Date of this Version
Published in Journal of Human Lactation 32:1 (2016), pp. 132–140; doi: 10.1177/0890334415592850
Background: Infant feeding takes place within a network of social relationships. However, the social context in which infant feeding advice is received remains underresearched.
Objective: The objective of this study was to evaluate the social contexts of infant feeding by examining individual and relationship characteristics of mothers and network members associated with advice to exclusively breastfeed, exclusively formula feed, or use a combination of breast milk and formula.
Methods: Information about 287 network members was reported by 80 low-income mothers during a one-time survey. Characteristics of relationships associated with mothers receiving advice (exclusively breastfeed/formula feed, combination feed) from each network member were identified using 2-level logistic regression analyses.

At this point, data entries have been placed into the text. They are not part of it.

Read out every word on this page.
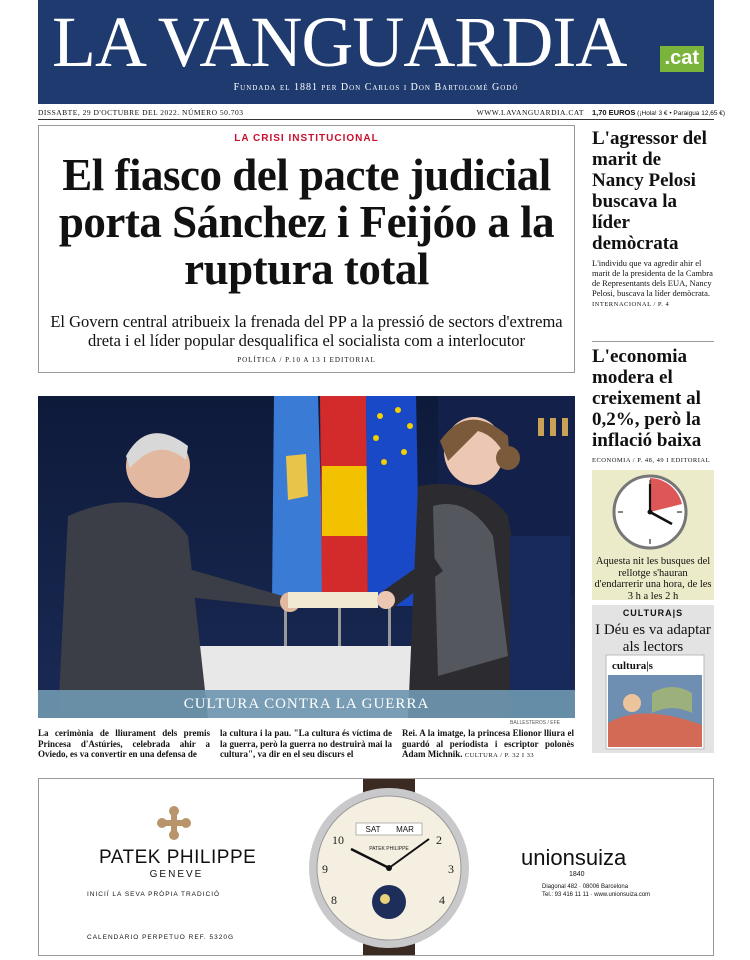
LA VANGUARDIA .cat
Fundada el 1881 per Don Carlos i Don Bartolomé Godó
DISSABTE, 29 D'OCTUBRE DEL 2022. NÚMERO 50.703	WWW.LAVANGUARDIA.CAT 1,70 EUROS (¡Hola! 3 € • Paraigua 12,65 €)
LA CRISI INSTITUCIONAL
El fiasco del pacte judicial porta Sánchez i Feijóo a la ruptura total
El Govern central atribueix la frenada del PP a la pressió de sectors d'extrema dreta i el líder popular desqualifica el socialista com a interlocutor
POLÍTICA / P.10 A 13 I EDITORIAL
CULTURA CONTRA LA GUERRA
BALLESTEROS / EFE
La cerimònia de lliurament dels premis Princesa d'Astúries, celebrada ahir a Oviedo, es va convertir en una defensa de
la cultura i la pau. "La cultura és víctima de la guerra, però la guerra no destruirà mai la cultura", va dir en el seu discurs el
Rei. A la imatge, la princesa Elionor lliura el guardó al periodista i escriptor polonès Adam Michnik. CULTURA / P. 32 I 33
L'agressor del marit de Nancy Pelosi buscava la líder demòcrata
L'individu que va agredir ahir el marit de la presidenta de la Cambra de Representants dels EUA, Nancy Pelosi, buscava la líder demòcrata. INTERNACIONAL / P. 4
L'economia modera el creixement al 0,2%, però la inflació baixa
ECONOMIA / P. 48, 49 I EDITORIAL
Aquesta nit les busques del rellotge s'hauran d'endarrerir una hora, de les 3 h a les 2 h
CULTURA|S
I Déu es va adaptar als lectors
cultura|s
PATEK PHILIPPE
GENEVE
INICIÏ LA SEVA PRÒPIA TRADICIÓ
CALENDARIO PERPETUO REF. 5320G
SAT MAR
PATEK PHILIPPE
10
9	3
2
4
8
unionsuiza
1840
Diagonal 482 · 08006 Barcelona
Tel.: 93 416 11 11 · www.unionsuiza.com
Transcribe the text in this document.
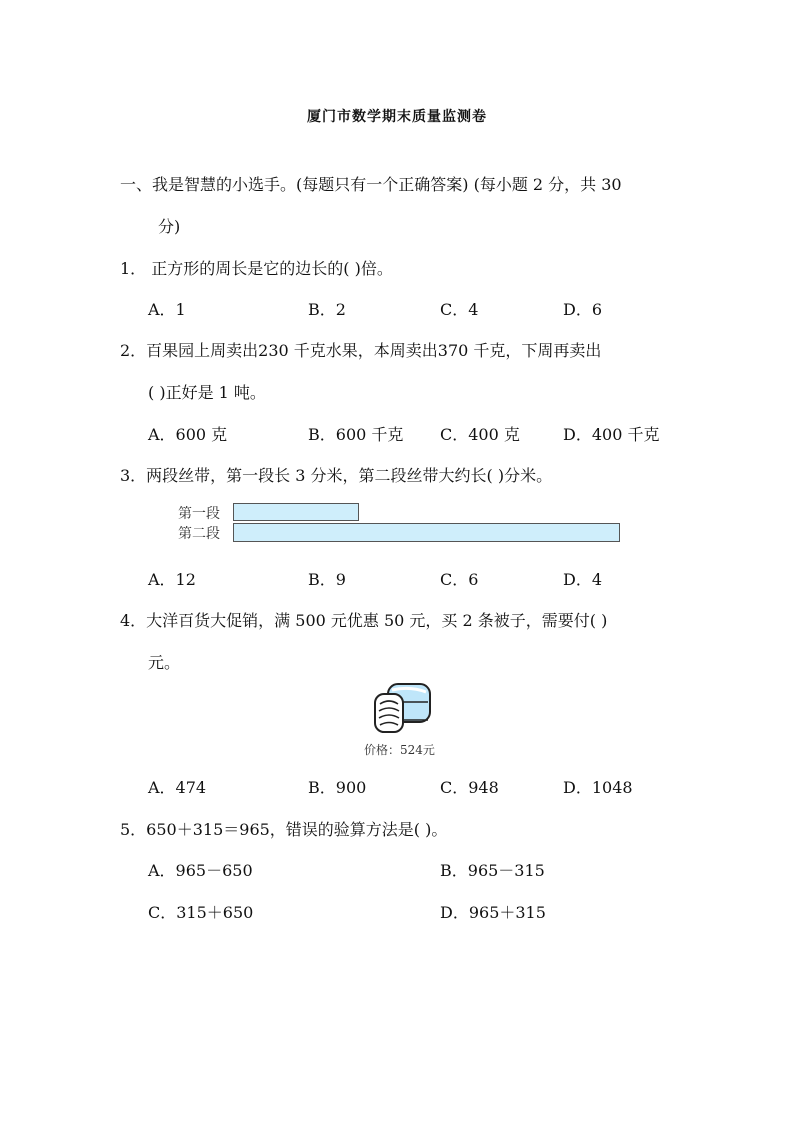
厦门市数学期末质量监测卷
一、我是智慧的小选手。(每题只有一个正确答案) (每小题 2 分，共 30
分)
1． 正方形的周长是它的边长的( )倍。
A．1	B．2	C．4	D．6
2．百果园上周卖出230 千克水果，本周卖出370 千克，下周再卖出
( )正好是 1 吨。
A．600 克	B．600 千克 C．400 克	D．400 千克
3．两段丝带，第一段长 3 分米，第二段丝带大约长( )分米。
第一段
第二段
A．12	B．9	C．6	D．4
4．大洋百货大促销，满 500 元优惠 50 元，买 2 条被子，需要付( )
元。
价格：524元
A．474	B．900	C．948	D．1048
5．650＋315＝965，错误的验算方法是( )。
A．965－650	B．965－315
C．315＋650	D．965＋315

Results: Mothers had greater odds of receiving advice to exclusively breastfeed from network members who help make feeding decisions (odds ratio [OR], 2.44; 95% confidence interval [CI], 1.35-4.42), exclusively breastfed their own child or children (OR, 6.99; 95% CI, 2.96-16.51), and were health care providers (OR, 4.82; 95% CI, 1.70-13.67). Mothers had greater odds of receiving advice to breastfeed in combination with formula from network members who provided emotional support (OR, 2.45; 95% CI, 1.31-4.55), combination fed their own child or children (OR, 4.85; 95% CI, 1.80-13.05), and had an opinion that was important to the mother (OR, 2.67; 95% CI, 1.13-6.33). Mothers had greater odds of receiving advice to exclusively formula feed from network members who exclusively formula fed their own child or children (OR, 2.23; 95% CI, 1.07-4.66) than those who did not.
Conclusion: Social relationship characteristics and network members’ infant feeding experiences may have implications for the advice new mothers receive. Future research should investigate social contexts of infant feeding longitudinally to inform interventions.